The architect of these two buildings was Henry Fernbach, a Prussian immigrant who was well-known for the use of cast iron on commercial buildings in SoHo and Tribeca. Fernbach’s use of the material is representative of the evolution of cast iron: it is light, delicate, highly ornate and has much structural strength, as is evident by the larger window openings on later cast iron buildings. Around 1890, the masonry townhouse at number 24 was also converted into a brick commercial front. Though the buildings around it were evolving with the latest fashion, number 24 retained the fourstory townhouse form and decorative brickwork well into the twentieth century.
The buildings continued their use through the political uprisings at the turn of the century and as an expansion of Klein’s discount department store from the 1930s to the 1970s. Klein added two stories to the Fernbach structures and also built a two-story storefront across the base of the buildings.

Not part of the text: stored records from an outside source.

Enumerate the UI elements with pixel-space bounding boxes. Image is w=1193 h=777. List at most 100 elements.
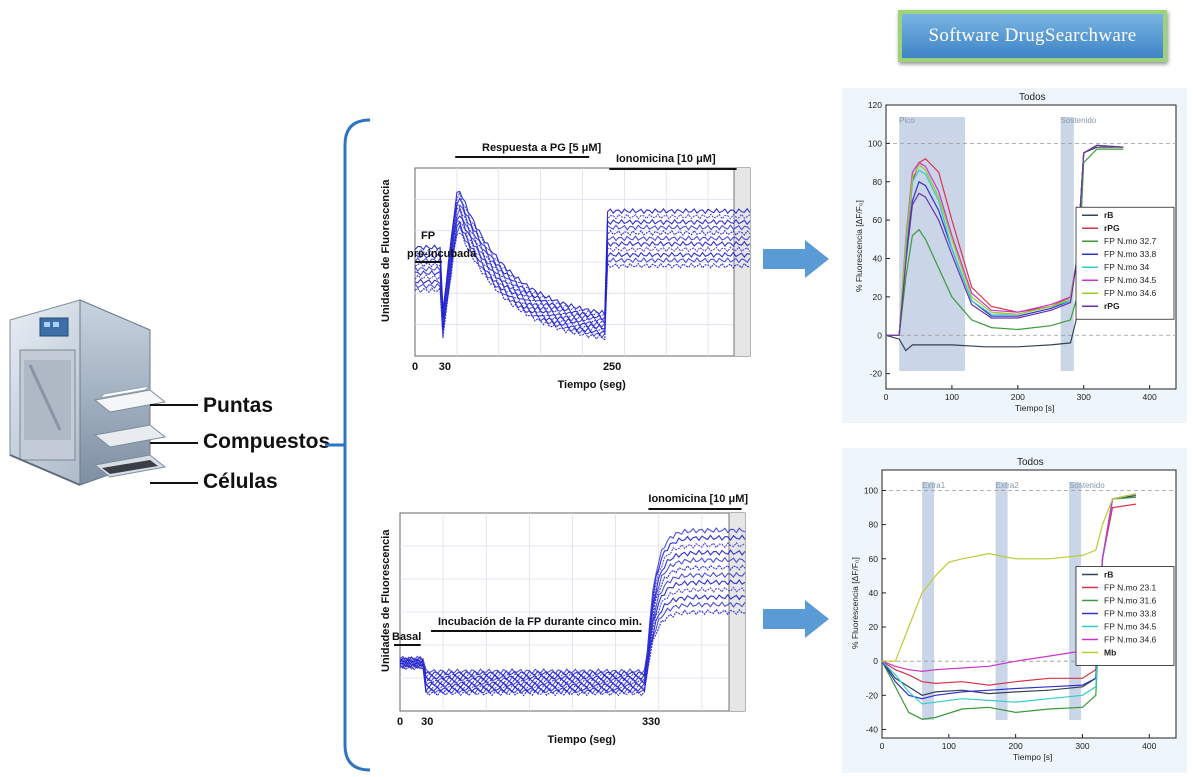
x-tick-label: 200 <box>1009 741 1023 751</box>
y-tick-label: -40 <box>866 724 879 734</box>
legend-label: Mb <box>1104 647 1116 657</box>
y-tick-label: 0 <box>877 330 882 340</box>
chart-title: Todos <box>1017 457 1044 468</box>
arrow-right-icon <box>763 600 829 638</box>
legend-label: FP N.mo 34.6 <box>1104 288 1157 298</box>
region-label: Extra2 <box>996 481 1020 490</box>
highlight-region <box>995 482 1008 720</box>
x-tick-label: 30 <box>421 716 433 728</box>
legend-label: FP N.mo 31.6 <box>1104 595 1157 605</box>
y-axis-label: % Fluorescencia [ΔF/F₀] <box>854 200 864 292</box>
highlight-region <box>1060 117 1074 371</box>
fluorescence-trace <box>414 220 751 335</box>
y-axis-label: % Fluorescencia [ΔF/F₀] <box>850 557 860 649</box>
x-axis-label: Tiempo [s] <box>1013 752 1052 762</box>
y-tick-label: 20 <box>873 292 883 302</box>
annotation-basal: Basal <box>392 631 421 643</box>
top-raw-trace-panel: Unidades de Fluorescencia Tiempo (seg) 0 30… <box>375 135 760 400</box>
y-tick-label: -20 <box>870 369 883 379</box>
x-tick-label: 0 <box>880 741 885 751</box>
x-tick-label: 0 <box>884 392 889 402</box>
y-tick-label: 120 <box>868 100 882 110</box>
legend-label: rPG <box>1104 301 1120 311</box>
x-tick-label: 0 <box>412 361 418 373</box>
y-axis-label: Unidades de Fluorescencia <box>380 529 392 672</box>
legend-label: FP N.mo 34.5 <box>1104 621 1157 631</box>
grey-band <box>734 168 750 356</box>
x-tick-label: 330 <box>642 716 660 728</box>
annotation-ionomicina: Ionomicina [10 μM] <box>648 493 748 505</box>
y-tick-label: 80 <box>869 520 879 530</box>
x-axis-label: Tiempo (seg) <box>558 379 627 391</box>
fluorescence-trace <box>414 232 751 341</box>
region-label: Pico <box>899 116 915 125</box>
y-tick-label: 100 <box>864 485 878 495</box>
annotation-pg: Respuesta a PG [5 μM] <box>482 142 602 154</box>
liquid-handler-illustration <box>9 299 167 486</box>
y-tick-label: 40 <box>869 588 879 598</box>
region-label: Sostenido <box>1061 116 1097 125</box>
grey-band <box>729 513 745 711</box>
legend-label: rB <box>1104 569 1113 579</box>
legend-label: FP N.mo 34 <box>1104 262 1149 272</box>
legend <box>1075 566 1175 666</box>
legend-label: rB <box>1104 210 1113 220</box>
legend-label: FP N.mo 33.8 <box>1104 249 1157 259</box>
x-tick-label: 0 <box>397 716 403 728</box>
legend <box>1075 206 1175 320</box>
x-axis-label: Tiempo (seg) <box>548 734 617 745</box>
analysis-chart-bottom: Todos Extra1 Extra2 Sostenido -40 -20 0 20 40 60 8… <box>842 448 1187 773</box>
label-compuestos: Compuestos <box>203 430 331 453</box>
legend-label: FP N.mo 33.8 <box>1104 608 1157 618</box>
bracket-connector <box>325 118 371 772</box>
legend-label: FP N.mo 23.1 <box>1104 582 1157 592</box>
x-tick-label: 30 <box>439 361 451 373</box>
highlight-region <box>922 482 935 720</box>
legend-label: FP N.mo 34.5 <box>1104 275 1157 285</box>
y-tick-label: 60 <box>873 215 883 225</box>
legend-label: FP N.mo 32.7 <box>1104 236 1157 246</box>
x-tick-label: 400 <box>1142 741 1156 751</box>
analysis-chart-top: Todos Pico Sostenido -20 0 20 40 60 80 100 120 0 100… <box>842 88 1187 423</box>
software-badge-label: Software DrugSearchware <box>928 25 1137 46</box>
label-celulas: Células <box>203 470 278 493</box>
annotation-preincubada: pre-incubada <box>407 248 477 260</box>
fluorescence-trace <box>414 190 751 317</box>
arrow-right-icon <box>763 240 829 278</box>
y-tick-label: 80 <box>873 177 883 187</box>
region-label: Sostenido <box>1069 481 1105 490</box>
pointer-lines <box>150 404 198 484</box>
fluorescence-trace <box>399 527 746 675</box>
fluorescence-trace <box>414 197 751 321</box>
x-tick-label: 400 <box>1143 392 1157 402</box>
y-axis-label: Unidades de Fluorescencia <box>380 179 392 322</box>
x-tick-label: 300 <box>1075 741 1089 751</box>
x-tick-label: 250 <box>603 361 621 373</box>
series-line <box>882 493 1137 662</box>
legend-label: rPG <box>1104 223 1120 233</box>
x-tick-label: 100 <box>942 741 956 751</box>
y-tick-label: 0 <box>873 656 878 666</box>
annotation-ionomicina: Ionomicina [10 μM] <box>616 153 716 165</box>
x-tick-label: 100 <box>945 392 959 402</box>
fluorescence-trace <box>414 204 751 325</box>
annotation-incubacion: Incubación de la FP durante cinco min. <box>438 616 642 628</box>
y-tick-label: -20 <box>866 690 879 700</box>
y-tick-label: 100 <box>868 138 882 148</box>
x-tick-label: 300 <box>1077 392 1091 402</box>
label-puntas: Puntas <box>203 394 274 417</box>
fluorescence-trace <box>399 564 746 686</box>
fluorescence-trace <box>399 541 746 680</box>
y-tick-label: 20 <box>869 622 879 632</box>
x-axis-label: Tiempo [s] <box>1015 403 1054 413</box>
software-badge: Software DrugSearchware <box>898 10 1167 62</box>
y-tick-label: 60 <box>869 554 879 564</box>
fluorescence-trace <box>399 579 746 689</box>
annotation-fp: FP <box>421 230 435 242</box>
x-tick-label: 200 <box>1011 392 1025 402</box>
chart-title: Todos <box>1019 92 1046 103</box>
region-label: Extra1 <box>922 481 946 490</box>
bottom-raw-trace-panel: Unidades de Fluorescencia Tiempo (seg) 0 30… <box>375 480 760 745</box>
y-tick-label: 40 <box>873 254 883 264</box>
legend-label: FP N.mo 34.6 <box>1104 634 1157 644</box>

Today, these buildings stand as an indicator of rapid change and development of Union Square. This layering effect of its architecture, with physical clues to its past, creates a meaningful palimpsest of significance. These building forms and materials are the vestiges of change at Union Square over the past two-hundred years.

19. 242 West 14th Street.
19. 242 West 14th Street
- Architect: Unknown/Franklin Bayliss
- Date: 1853/1897
This nineteenth-century building is located on the south side of 14th Street, between Seventh and Eighth Avenues. The original building, a brick rowhouse built in 1853, was altered in 1897 to accommodate its new usage, no longer a single family dwelling but a store on the ground floor and offices on the stories above. For this purpose, architect Franklin Bayliss added the imposing cast iron storefront to its basement, first and second floors, as well as new show windows and a stoop, appealing to the needs of the business at the time. Its dignified façade is divided into two bays flanked by columns resting on high bases and rendered with heavy, slightly adorned capitals. These support lintels decorated with incised ornament and simple projecting cornices. Large metal-framed windows divide the bay on the right in a tripartite manner with clear, slender lines. This cast iron storefront exemplifies 14th Street’s character at the time, no longer the site of residences but rather a bustling, commercial hub.